To develop courage we need to develop a clear moral code of conduct, a set of values we can live by, that will guide us in our behaviour, and that we can hold on to when the going gets rough.
The point is to find a set of values that we believe in, that will give us a strong sense of inner conviction, values that we can wholeheartedly embrace which will then give us the power to act accordingly and so achieve our full potential.
There are two complementary paths to establishing values, one inner and one outer. The inner path means searching for your own held beliefs about what is important and what is right. One route is to think about instances, experiences in your life where you felt really good, in flow, a sense of being fully alive. When you question what it was about that experience that felt so good, you start to uncover the values that were being supported. Taking the opposite approach, sifting through negative and uncomfortable experiences will reveal where your values were being breached.
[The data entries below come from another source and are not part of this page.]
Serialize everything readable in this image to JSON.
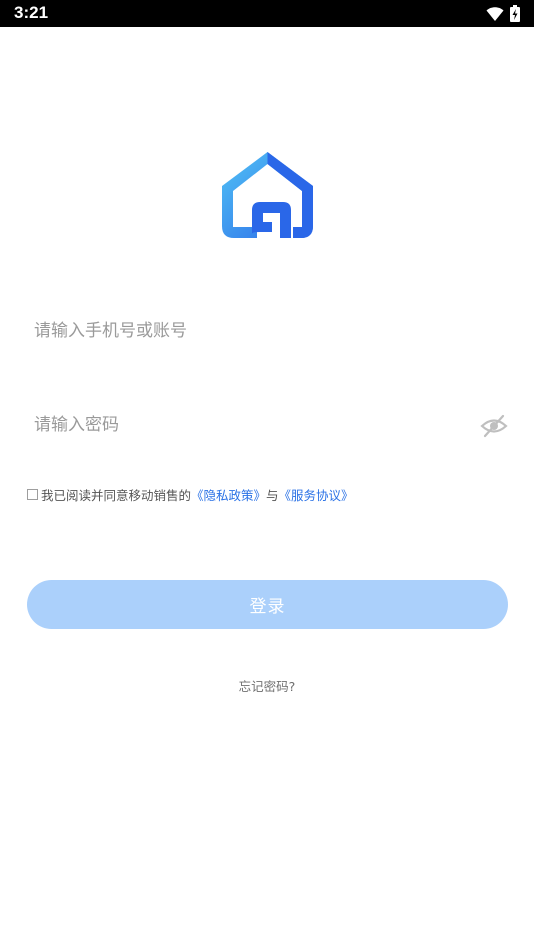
{
  "status_bar": {
    "time": "3:21",
    "icons": [
      "wifi-icon",
      "battery-charging-icon"
    ]
  },
  "logo": {
    "icon": "house-logo-icon",
    "colors": {
      "light": "#52c3f5",
      "dark": "#2a67e8"
    }
  },
  "login_form": {
    "account_placeholder": "请输入手机号或账号",
    "password_placeholder": "请输入密码",
    "password_visibility_icon": "eye-off-icon"
  },
  "agreement": {
    "prefix": "我已阅读并同意移动销售的",
    "privacy_link": "《隐私政策》",
    "conjunction": "与",
    "service_link": "《服务协议》"
  },
  "login_button": {
    "label": "登录",
    "color": "#abd0fb"
  },
  "forgot_password": {
    "label": "忘记密码?"
  }
}
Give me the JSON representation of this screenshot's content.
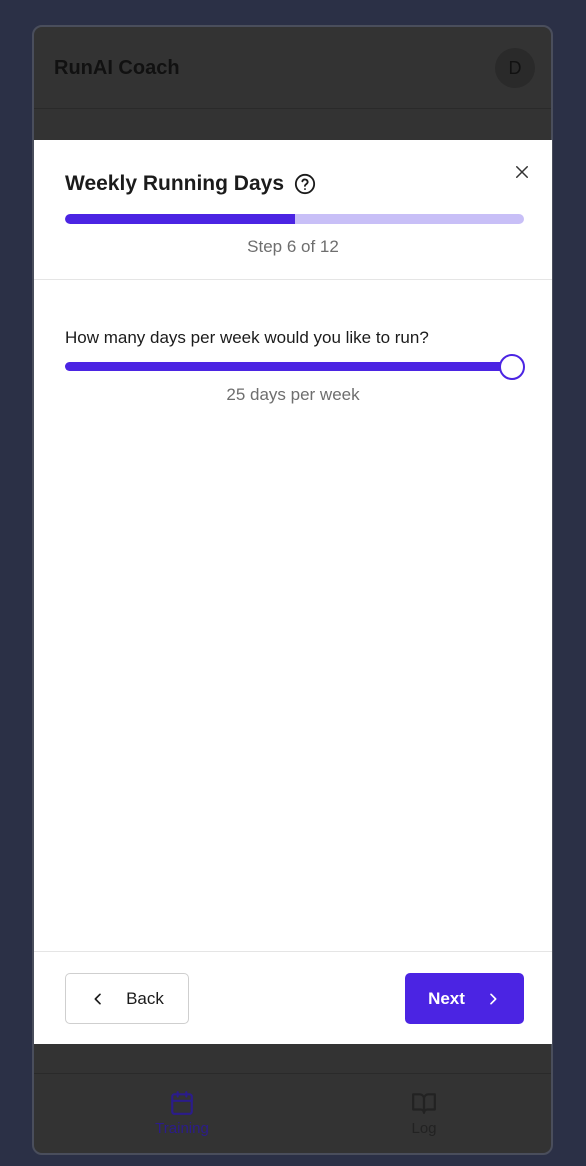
{
  "app": {
    "title": "RunAI Coach",
    "avatar_initial": "D"
  },
  "bottom_nav": {
    "items": [
      {
        "label": "Training",
        "icon": "calendar-icon",
        "active": true
      },
      {
        "label": "Log",
        "icon": "book-icon",
        "active": false
      }
    ]
  },
  "modal": {
    "title": "Weekly Running Days",
    "help_icon": "help-circle-icon",
    "close_icon": "close-icon",
    "progress": {
      "current_step": 6,
      "total_steps": 12,
      "fraction": 0.5
    },
    "step_text": "Step 6 of 12",
    "question": "How many days per week would you like to run?",
    "slider": {
      "value": 25,
      "fraction": 1.0
    },
    "slider_value_text": "25 days per week",
    "back_label": "Back",
    "next_label": "Next"
  },
  "colors": {
    "accent": "#4b24e3",
    "accent_light": "#c8bff7",
    "background": "#2b3046"
  }
}
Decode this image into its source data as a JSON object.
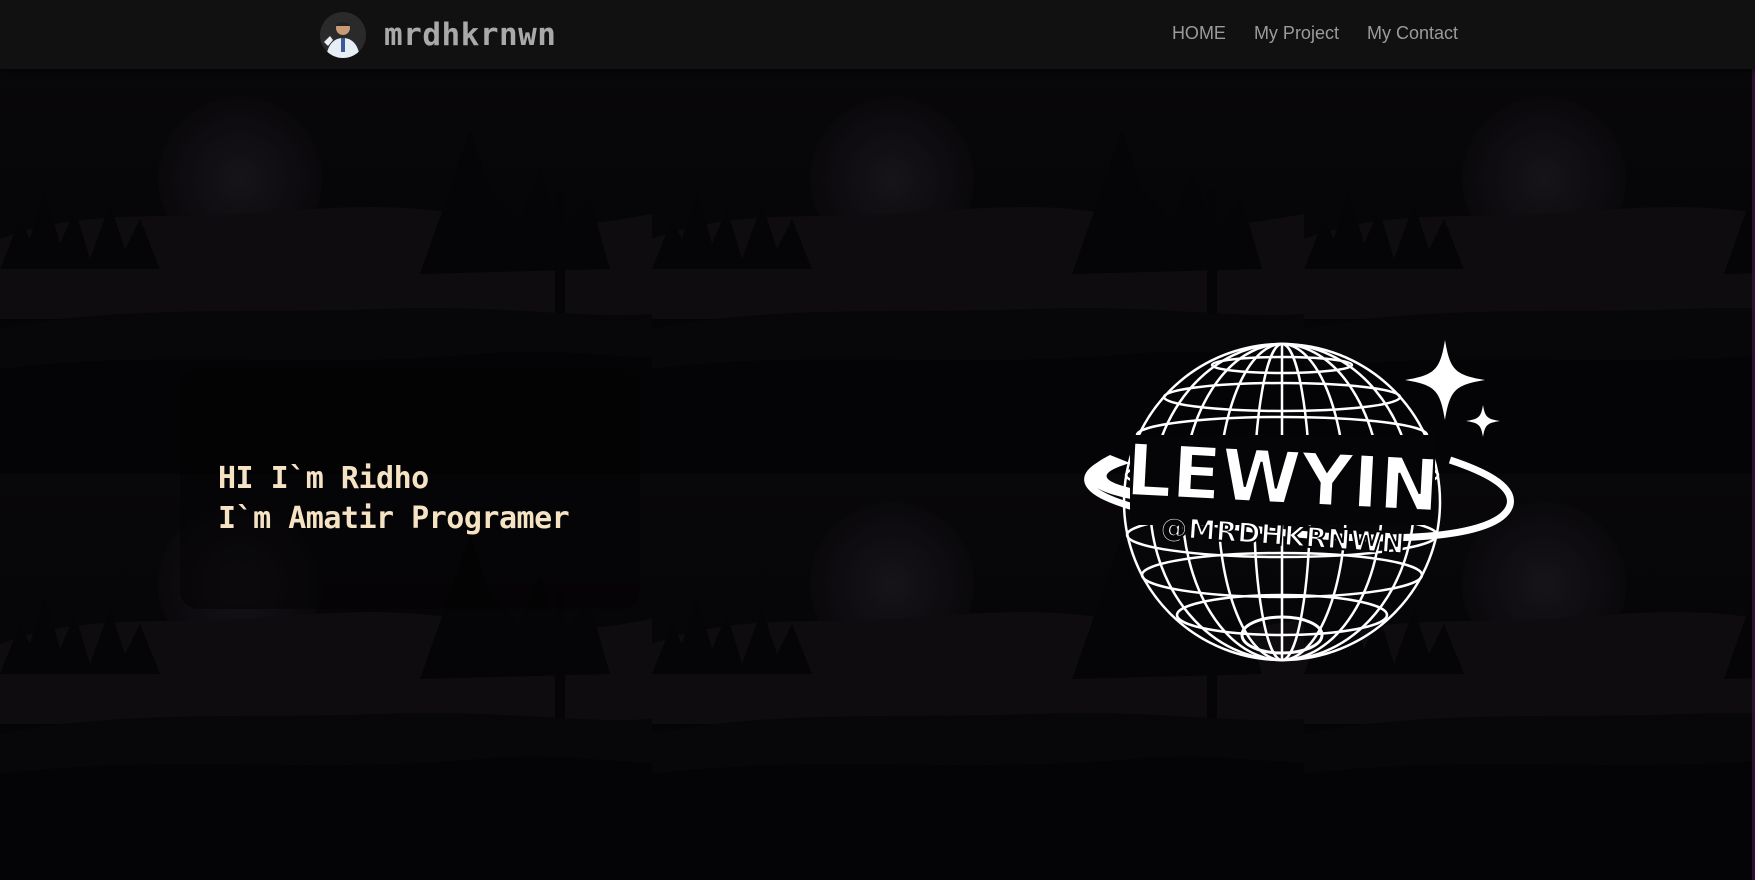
{
  "navbar": {
    "brand": "mrdhkrnwn",
    "avatar_icon": "avatar-photo",
    "links": [
      {
        "label": "HOME"
      },
      {
        "label": "My Project"
      },
      {
        "label": "My Contact"
      }
    ]
  },
  "hero": {
    "line1": "HI I`m Ridho",
    "line2": "I`m Amatir Programer",
    "logo": {
      "title": "LEWYIN",
      "handle": "@MRDHKRNWN",
      "icon": "globe-logo"
    }
  },
  "colors": {
    "navbar_bg": "#111111",
    "brand_text": "#a9a9a9",
    "nav_link": "#9b9b9b",
    "hero_text": "#f6e3c4",
    "hero_bg": "#060508"
  }
}
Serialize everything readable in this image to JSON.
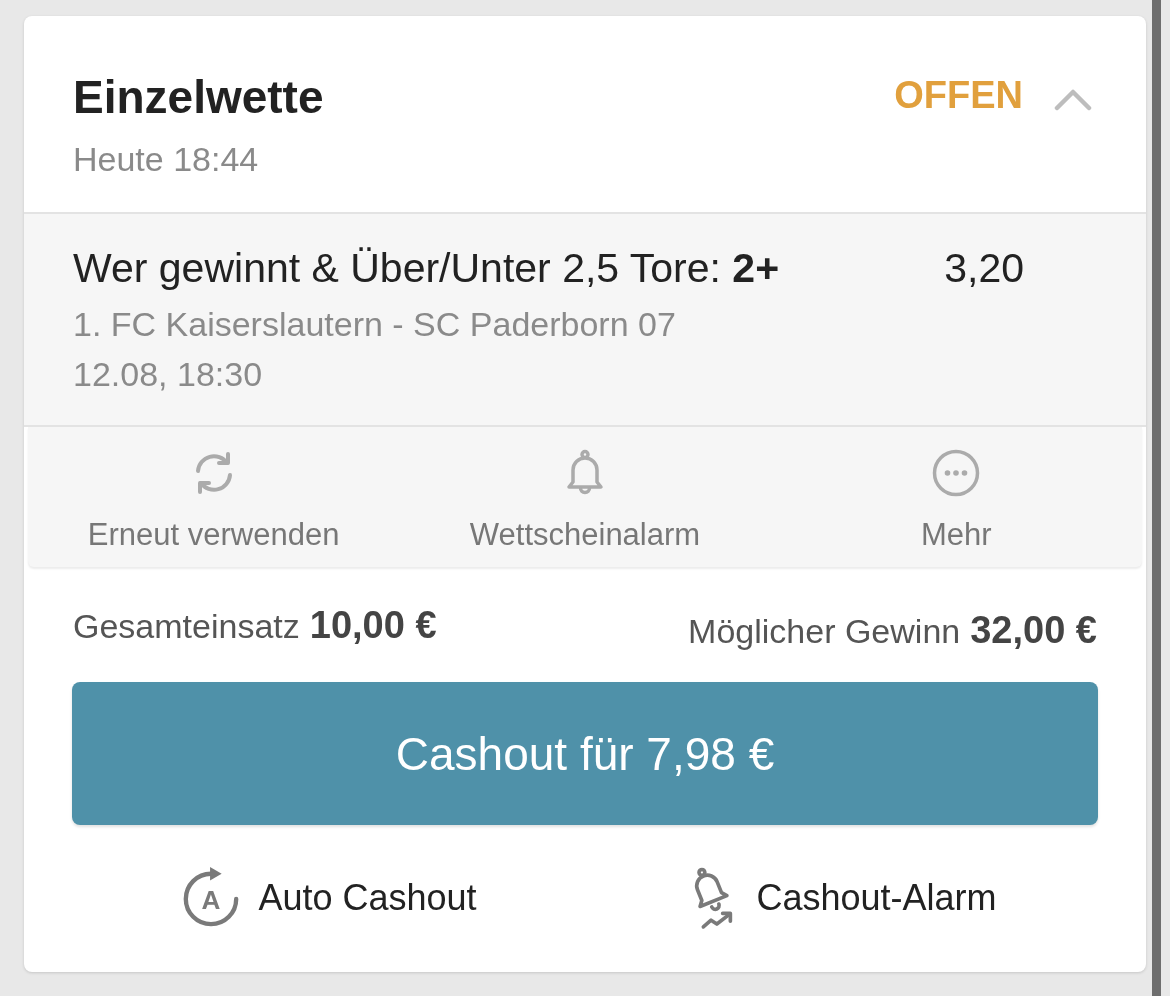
{
  "bet": {
    "title": "Einzelwette",
    "time": "Heute 18:44",
    "status": "OFFEN",
    "expanded": true
  },
  "selection": {
    "market": "Wer gewinnt & Über/Unter 2,5 Tore: **2+**",
    "odds": "3,20",
    "event": "1. FC Kaiserslautern - SC Paderborn 07",
    "date": "12.08, 18:30"
  },
  "actions": [
    {
      "kind": "reuse",
      "label": "Erneut verwenden"
    },
    {
      "kind": "alert",
      "label": "Wettscheinalarm"
    },
    {
      "kind": "more",
      "label": "Mehr"
    }
  ],
  "totals": [
    {
      "label": "Gesamteinsatz",
      "value": "10,00 €"
    },
    {
      "label": "Möglicher Gewinn",
      "value": "32,00 €"
    }
  ],
  "cashout_button": {
    "label": "Cashout für 7,98 €"
  },
  "cashout_options": [
    {
      "kind": "auto",
      "label": "Auto Cashout",
      "icon_letter": "A"
    },
    {
      "kind": "alarm",
      "label": "Cashout-Alarm"
    }
  ]
}
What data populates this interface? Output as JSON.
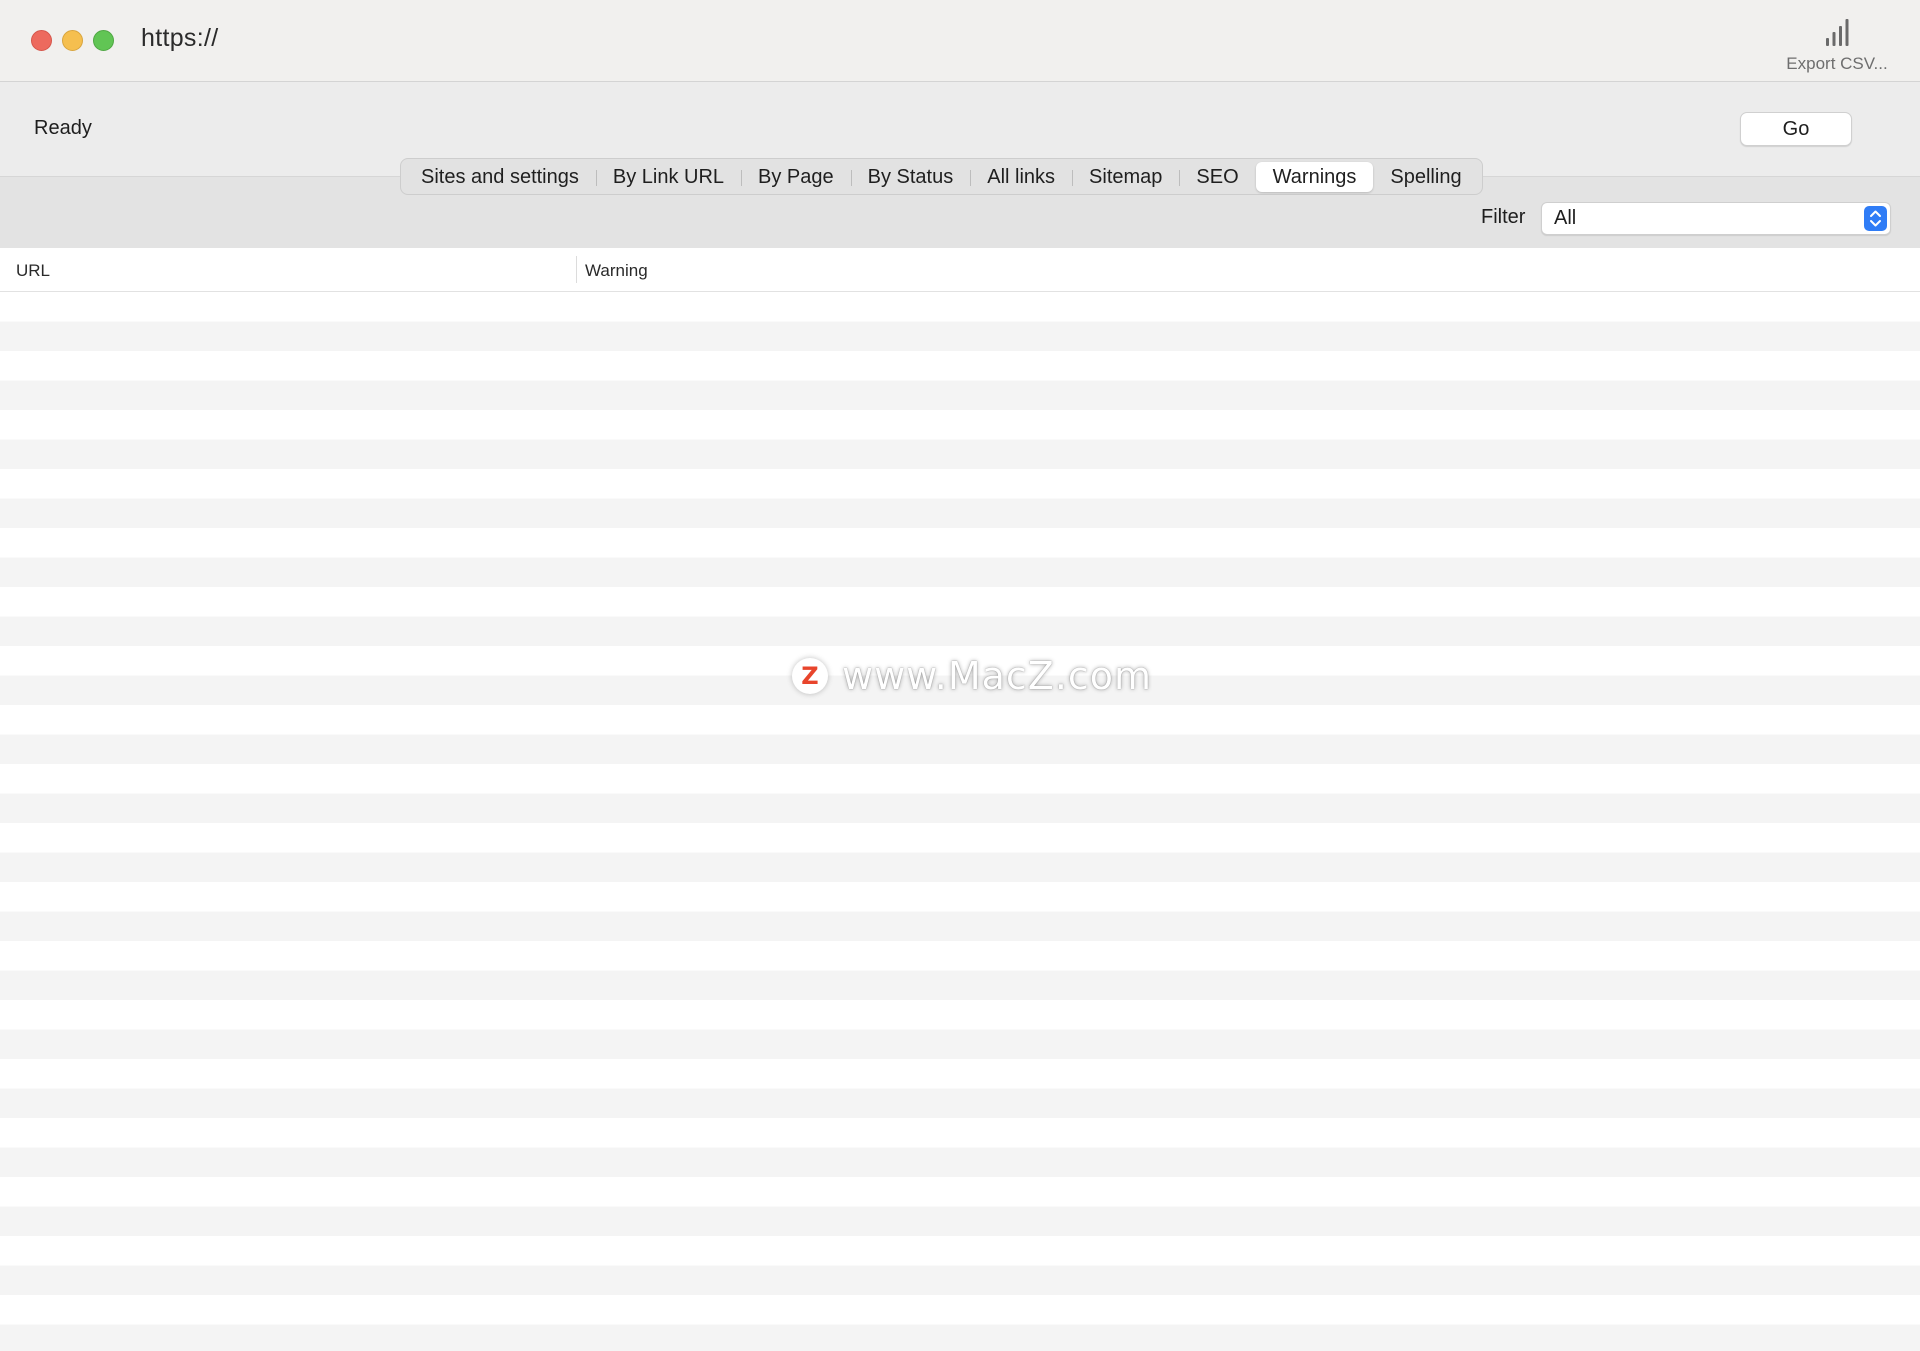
{
  "window": {
    "url_field": "https://",
    "export_label": "Export CSV..."
  },
  "toolbar": {
    "status": "Ready",
    "go_label": "Go"
  },
  "tabs": [
    {
      "label": "Sites and settings",
      "active": false
    },
    {
      "label": "By Link URL",
      "active": false
    },
    {
      "label": "By Page",
      "active": false
    },
    {
      "label": "By Status",
      "active": false
    },
    {
      "label": "All links",
      "active": false
    },
    {
      "label": "Sitemap",
      "active": false
    },
    {
      "label": "SEO",
      "active": false
    },
    {
      "label": "Warnings",
      "active": true
    },
    {
      "label": "Spelling",
      "active": false
    }
  ],
  "filter": {
    "label": "Filter",
    "selected": "All"
  },
  "table": {
    "columns": [
      "URL",
      "Warning"
    ],
    "rows": []
  },
  "watermark": {
    "logo_letter": "Z",
    "text": "www.MacZ.com"
  },
  "colors": {
    "accent": "#2f7cf6",
    "close": "#ed6a5e",
    "minimize": "#f5bf4f",
    "maximize": "#61c554",
    "watermark_logo": "#e8452c"
  },
  "icons": {
    "export": "bar-chart-icon",
    "select": "chevron-up-down-icon"
  }
}
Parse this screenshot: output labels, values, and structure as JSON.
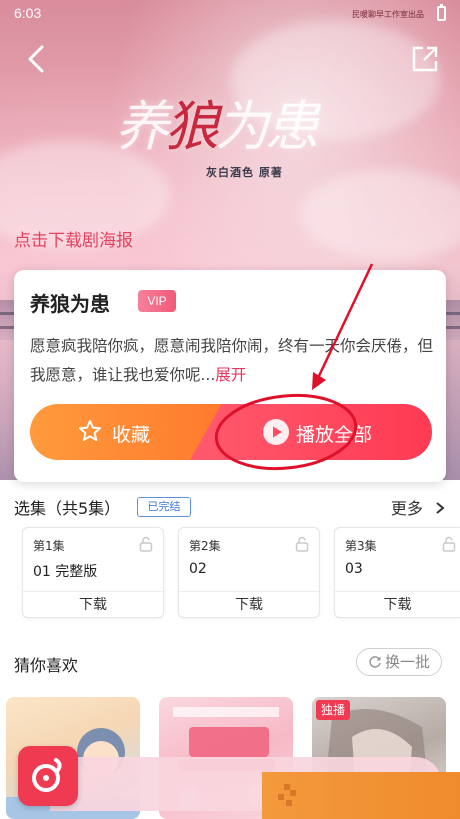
{
  "status_bar": {
    "time": "6:03",
    "studio": "民暖聊早工作室出品"
  },
  "header": {
    "back_icon": "chevron-left-icon",
    "share_icon": "share-icon"
  },
  "cover": {
    "title_left": "养",
    "title_mid": "狼",
    "title_right": "为患",
    "author": "灰白酒色 原著",
    "download_poster": "点击下载剧海报"
  },
  "book": {
    "title": "养狼为患",
    "badge": "VIP",
    "description": "愿意疯我陪你疯，愿意闹我陪你闹，终有一天你会厌倦，但我愿意，谁让我也爱你呢...",
    "expand": "展开"
  },
  "actions": {
    "collect": "收藏",
    "play_all": "播放全部"
  },
  "episodes": {
    "heading": "选集（共5集）",
    "status": "已完结",
    "more": "更多",
    "items": [
      {
        "num": "第1集",
        "name": "01 完整版",
        "download": "下载"
      },
      {
        "num": "第2集",
        "name": "02",
        "download": "下载"
      },
      {
        "num": "第3集",
        "name": "03",
        "download": "下载"
      }
    ]
  },
  "recommend": {
    "heading": "猜你喜欢",
    "refresh": "换一批",
    "badge": "独播"
  },
  "colors": {
    "accent": "#e8355b",
    "collect_orange": "#ff8a34",
    "play_red": "#ff4a5f",
    "badge_blue": "#3e77d6"
  }
}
The outer path requires us to seek guidance from the world around us. There are many sources of guidance when we open ourselves to the search. Philosophy, religions, psychology, people around us, all have perspectives on values and morals. As you search you will find many contradictions, since the world is full of paradox, and you find amongst these choices what is right for you. There are clearly no absolute answers and you learn to appreciate the multiplicity of views. In this context you choose your own values responsibly and live by them.
Courage means to live in accordance with your values. The more considered the values, the more robust they are, and the the stronger they are the greater the potential for courage.